Bariatric Surgery is often touted as a magic bullet, a life saver for people whose weight is perceived as detrimental to their health. There is no doubt that it works – patients often lose a significant amount of weight. But the story does not end there. The enthusiasm for this surgery underlies a cultural distain for those whose bodies don’t conform to our westernised standards of what is acceptable. In this session we look at the way medical professionals interact with people deemed overweight or obese. Our panel will discuss their experiences with bariatric surgery both as health professionals and on a personal level; before, during and after surgery.
Dr Amanda Villis
Dr Amanda Villis is a GP based in Western Australia.

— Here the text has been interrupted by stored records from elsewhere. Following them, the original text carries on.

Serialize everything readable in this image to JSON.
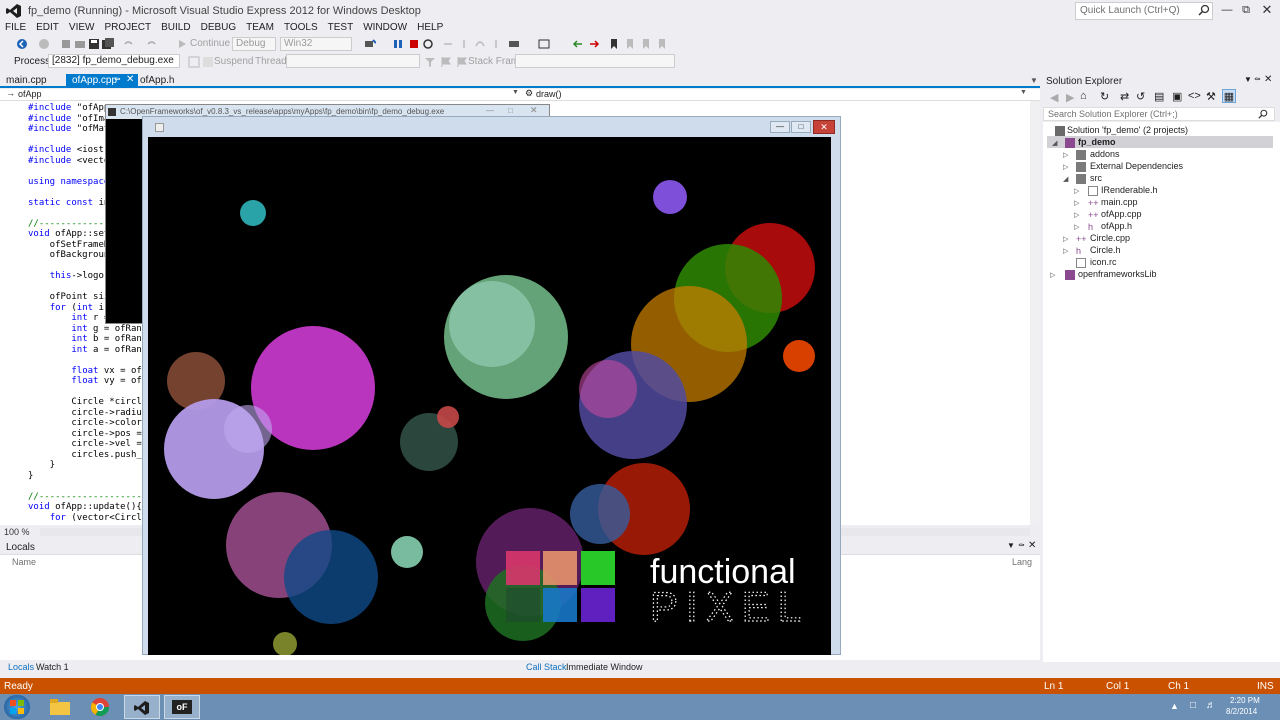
{
  "window": {
    "title": "fp_demo (Running) - Microsoft Visual Studio Express 2012 for Windows Desktop"
  },
  "quick_launch": {
    "placeholder": "Quick Launch (Ctrl+Q)"
  },
  "menu": [
    "FILE",
    "EDIT",
    "VIEW",
    "PROJECT",
    "BUILD",
    "DEBUG",
    "TEAM",
    "TOOLS",
    "TEST",
    "WINDOW",
    "HELP"
  ],
  "toolbar": {
    "continue_label": "Continue",
    "config_value": "Debug",
    "platform_value": "Win32",
    "process_label": "Process:",
    "process_value": "[2832] fp_demo_debug.exe",
    "suspend_label": "Suspend",
    "thread_label": "Thread:",
    "stack_frame_label": "Stack Frame:"
  },
  "doc_tabs": [
    {
      "label": "main.cpp"
    },
    {
      "label": "ofApp.cpp",
      "active": true
    },
    {
      "label": "ofApp.h"
    }
  ],
  "nav": {
    "scope": "ofApp",
    "member": "draw()"
  },
  "code_lines": [
    {
      "html": "<span class='kw'>#include</span> \"ofApp"
    },
    {
      "html": "<span class='kw'>#include</span> \"ofIma"
    },
    {
      "html": "<span class='kw'>#include</span> \"ofMat"
    },
    {
      "html": ""
    },
    {
      "html": "<span class='kw'>#include</span> &lt;iostr"
    },
    {
      "html": "<span class='kw'>#include</span> &lt;vecto"
    },
    {
      "html": ""
    },
    {
      "html": "<span class='kw'>using namespace</span>"
    },
    {
      "html": ""
    },
    {
      "html": "<span class='kw'>static const</span> in"
    },
    {
      "html": ""
    },
    {
      "html": "<span class='cm'>//-------------</span>"
    },
    {
      "html": "<span class='kw'>void</span> ofApp::set"
    },
    {
      "html": "    ofSetFrameR"
    },
    {
      "html": "    ofBackgroun"
    },
    {
      "html": ""
    },
    {
      "html": "    <span class='kw'>this</span>-&gt;logo."
    },
    {
      "html": ""
    },
    {
      "html": "    ofPoint siz"
    },
    {
      "html": "    <span class='kw'>for</span> (<span class='kw'>int</span> i"
    },
    {
      "html": "        <span class='kw'>int</span> r ="
    },
    {
      "html": "        <span class='kw'>int</span> g = ofRandom("
    },
    {
      "html": "        <span class='kw'>int</span> b = ofRandom("
    },
    {
      "html": "        <span class='kw'>int</span> a = ofRandom("
    },
    {
      "html": ""
    },
    {
      "html": "        <span class='kw'>float</span> vx = ofRande"
    },
    {
      "html": "        <span class='kw'>float</span> vy = ofRande"
    },
    {
      "html": ""
    },
    {
      "html": "        Circle *circle ="
    },
    {
      "html": "        circle-&gt;radius ="
    },
    {
      "html": "        circle-&gt;color.set"
    },
    {
      "html": "        circle-&gt;pos = ofV"
    },
    {
      "html": "        circle-&gt;vel = ofV"
    },
    {
      "html": "        circles.push_back"
    },
    {
      "html": "    }"
    },
    {
      "html": "}"
    },
    {
      "html": ""
    },
    {
      "html": "<span class='cm'>//------------------------------</span>"
    },
    {
      "html": "<span class='kw'>void</span> ofApp::update(){"
    },
    {
      "html": "    <span class='kw'>for</span> (vector&lt;Circle*&gt;::"
    }
  ],
  "editor": {
    "zoom": "100 %"
  },
  "locals": {
    "title": "Locals",
    "col_name": "Name",
    "col_lang": "Lang"
  },
  "bottom_tabs": {
    "locals": "Locals",
    "watch": "Watch 1",
    "callstack": "Call Stack",
    "immediate": "Immediate Window"
  },
  "solution_explorer": {
    "title": "Solution Explorer",
    "search_placeholder": "Search Solution Explorer (Ctrl+;)",
    "items": [
      {
        "label": "Solution 'fp_demo' (2 projects)",
        "icon": "solution-icon"
      },
      {
        "label": "fp_demo",
        "icon": "project-icon",
        "bold": true
      },
      {
        "label": "addons",
        "icon": "folder-icon"
      },
      {
        "label": "External Dependencies",
        "icon": "folder-icon"
      },
      {
        "label": "src",
        "icon": "folder-icon"
      },
      {
        "label": "IRenderable.h",
        "icon": "header-file-icon"
      },
      {
        "label": "main.cpp",
        "icon": "cpp-file-icon"
      },
      {
        "label": "ofApp.cpp",
        "icon": "cpp-file-icon"
      },
      {
        "label": "ofApp.h",
        "icon": "header-file-icon"
      },
      {
        "label": "Circle.cpp",
        "icon": "cpp-file-icon"
      },
      {
        "label": "Circle.h",
        "icon": "header-file-icon"
      },
      {
        "label": "icon.rc",
        "icon": "resource-file-icon"
      },
      {
        "label": "openframeworksLib",
        "icon": "project-icon"
      }
    ]
  },
  "status": {
    "ready": "Ready",
    "line": "Ln 1",
    "col": "Col 1",
    "ch": "Ch 1",
    "mode": "INS"
  },
  "console_window": {
    "title": "C:\\OpenFrameworks\\of_v0.8.3_vs_release\\apps\\myApps\\fp_demo\\bin\\fp_demo_debug.exe"
  },
  "logo": {
    "line1": "functional",
    "line2": "PIXEL"
  },
  "taskbar": {
    "time": "2:20 PM",
    "date": "8/2/2014"
  },
  "colors": {
    "accent": "#007acc",
    "status_bar": "#ca5100",
    "taskbar": "#6b8fb5"
  }
}
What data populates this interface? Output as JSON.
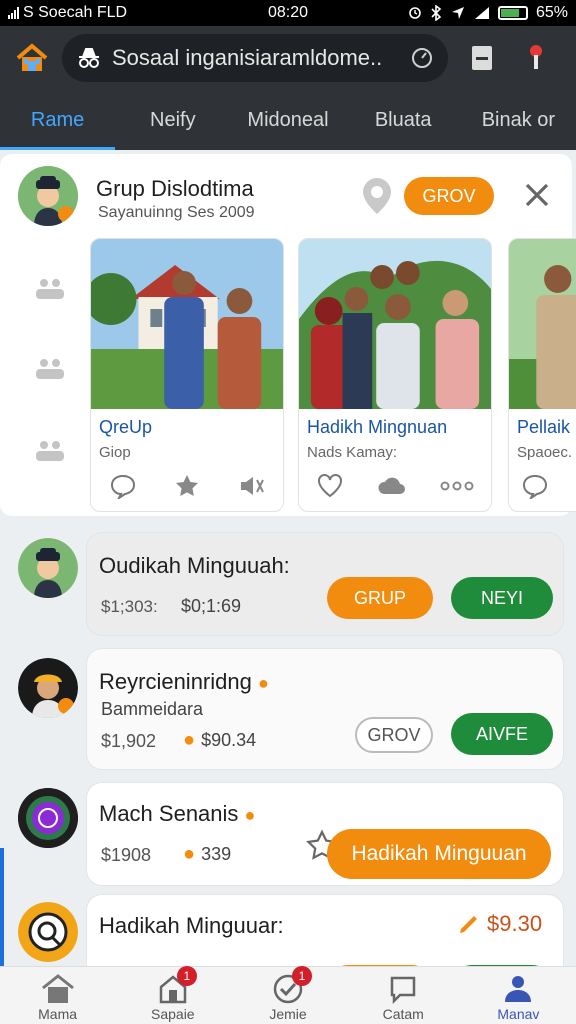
{
  "status_bar": {
    "carrier": "S Soecah FLD",
    "time": "08:20",
    "battery": "65%"
  },
  "app_bar": {
    "search_text": "Sosaal inganisiaramldome.."
  },
  "tabs": [
    {
      "label": "Rame",
      "active": true
    },
    {
      "label": "Neify",
      "active": false
    },
    {
      "label": "Midoneal",
      "active": false
    },
    {
      "label": "Bluata",
      "active": false
    },
    {
      "label": "Binak or",
      "active": false
    }
  ],
  "featured": {
    "title": "Grup Dislodtima",
    "subtitle": "Sayanuinng Ses 2009",
    "button": "GROV",
    "cards": [
      {
        "title": "QreUp",
        "subtitle": "Giop"
      },
      {
        "title": "Hadikh Mingnuan",
        "subtitle": "Nads Kamay:"
      },
      {
        "title": "Pellaik",
        "subtitle": "Spaoec."
      }
    ]
  },
  "feed": [
    {
      "title": "Oudikah Minguuah:",
      "meta1": "$1;303:",
      "meta2": "$0;1:69",
      "btn1": "GRUP",
      "btn2": "NEYI"
    },
    {
      "title": "Reyrcieninridng",
      "subtitle": "Bammeidara",
      "meta1": "$1,902",
      "meta2": "$90.34",
      "btn1": "GROV",
      "btn2": "AIVFE"
    },
    {
      "title": "Mach Senanis",
      "meta1": "$1908",
      "meta2": "339",
      "btn1": "Hadikah Minguuan"
    },
    {
      "title": "Hadikah Minguuar:",
      "price": "$9.30"
    }
  ],
  "bottom_nav": [
    {
      "label": "Mama",
      "badge": ""
    },
    {
      "label": "Sapaie",
      "badge": "1"
    },
    {
      "label": "Jemie",
      "badge": "1"
    },
    {
      "label": "Catam",
      "badge": ""
    },
    {
      "label": "Manav",
      "badge": ""
    }
  ],
  "colors": {
    "accent": "#40a9ff",
    "orange": "#f28c0f",
    "green": "#1e8c3a",
    "appbar": "#2f3338"
  }
}
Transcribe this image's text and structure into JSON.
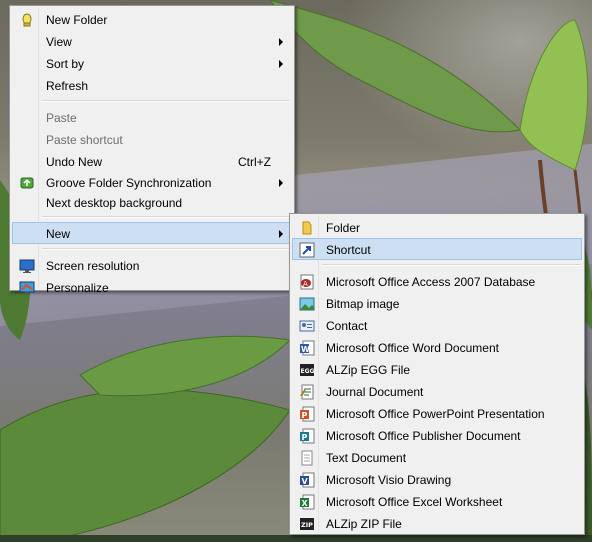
{
  "context_menu": {
    "items": [
      {
        "label": "New Folder",
        "icon": "new-folder-icon"
      },
      {
        "label": "View"
      },
      {
        "label": "Sort by"
      },
      {
        "label": "Refresh"
      },
      {
        "label": "Paste"
      },
      {
        "label": "Paste shortcut"
      },
      {
        "label": "Undo New",
        "shortcut": "Ctrl+Z"
      },
      {
        "label": "Groove Folder Synchronization",
        "icon": "groove-sync-icon"
      },
      {
        "label": "Next desktop background"
      },
      {
        "label": "New"
      },
      {
        "label": "Screen resolution",
        "icon": "screen-resolution-icon"
      },
      {
        "label": "Personalize",
        "icon": "personalize-icon"
      }
    ]
  },
  "new_submenu": {
    "items": [
      {
        "label": "Folder",
        "icon": "folder-icon"
      },
      {
        "label": "Shortcut",
        "icon": "shortcut-icon"
      },
      {
        "label": "Microsoft Office Access 2007 Database",
        "icon": "access-db-icon"
      },
      {
        "label": "Bitmap image",
        "icon": "bitmap-icon"
      },
      {
        "label": "Contact",
        "icon": "contact-icon"
      },
      {
        "label": "Microsoft Office Word Document",
        "icon": "word-doc-icon"
      },
      {
        "label": "ALZip EGG File",
        "icon": "alzip-egg-icon"
      },
      {
        "label": "Journal Document",
        "icon": "journal-doc-icon"
      },
      {
        "label": "Microsoft Office PowerPoint Presentation",
        "icon": "powerpoint-icon"
      },
      {
        "label": "Microsoft Office Publisher Document",
        "icon": "publisher-icon"
      },
      {
        "label": "Text Document",
        "icon": "text-doc-icon"
      },
      {
        "label": "Microsoft Visio Drawing",
        "icon": "visio-icon"
      },
      {
        "label": "Microsoft Office Excel Worksheet",
        "icon": "excel-icon"
      },
      {
        "label": "ALZip ZIP File",
        "icon": "alzip-zip-icon"
      }
    ]
  },
  "colors": {
    "menu_bg": "#f0f0f0",
    "highlight": "#cde0f3",
    "highlight_border": "#9fc2e7",
    "disabled_text": "#6d6d6d"
  }
}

She completed her medical training in Perth before moving to the small town of Mount Barker in 2012 where she now practices.
Dr Rebecca Quake
Dr Rebecca Quake is a Melbourne Uni graduate who has practiced as a GP for over 10 years. She has worked around Australia and recently returned from a stint in Canada. She has worked in several different fields in medicine including: Forensics, Family Planning, Health Technology & Information and Indigenous Health. She has a special interest in in Women’s Health and Mental Health.
Dr Shannon McCarthy
Dr Shannon McCarthy completed her medical degree at the University of Tasmania in 2006 and completed her physician training at Barwon Health, Western Health and Ballarat Base Hospital. In 2014-15 she was a fellow in the Clinical Trials Unit at Barwon Health. She now practices as an endocrinologist in Victoria.
Ms Leonie Henderson
Leonie Henderson works in the quality unit at Northern Health. She has also set up an obesity in pregnancy antenatal clinic.